Как поддельны слова, открывая сердечную дверь,
Неподдельны молитва или заклинанье “сезам”, —
Я уже не молчу, но, Олеся, поверь мне, поверь:
Я о пятой любви ничего не доверю словам…
Вот и знайте, мои дорогие, что в печорской земле
Есть болван без ушей и ноздрей, без очей и подобен он мне,
Что здесь ветер ноябрьский сечёт по увядшим полям,
Что в долинах печаль, ну а лес погребальной зиме
Отдал все, кроме елей, и я вас зиме не отдам.
7-е Письмо
Твой белый дом летел в тугой ночи,
И Моцарта сверчки неистово играли,
В саду неясные крыльца лучи
Нас то скрывали, то вновь открывали,
Как будто мы играли.
За ночь такую можно заплатить
Судьбой, в такие ночи происходят
Перевороты жизни. В небосводе
Нет ничего.
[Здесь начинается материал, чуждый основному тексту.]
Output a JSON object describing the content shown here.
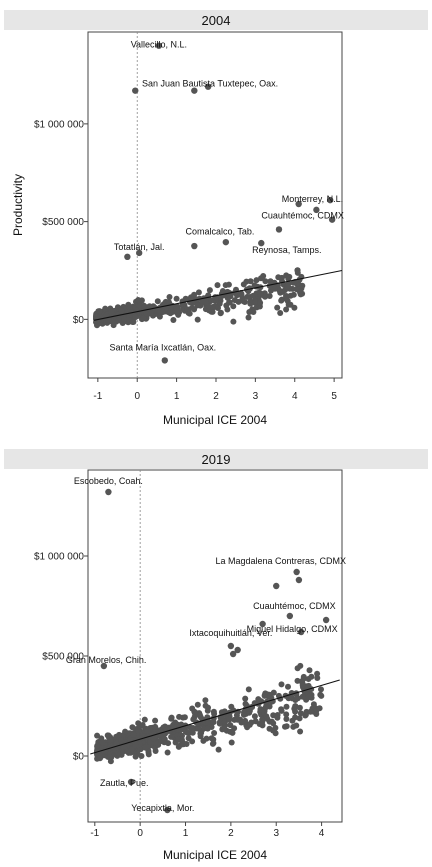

И, если лампу запалить,
Огонь горит, хотя от лампы не уходит.
Мы оказались так, как средь земли,
Нет, на земле в средине океана.
Ночные бабочки опасно и упрямо
Стучались, в лампу, слепли и ползли,
Как волны по песку, шурша о рамы.
А возле дома в белых креслах мы
Уж объясняли свойства красоты —
“Киндзмараули” так легко все объясняет...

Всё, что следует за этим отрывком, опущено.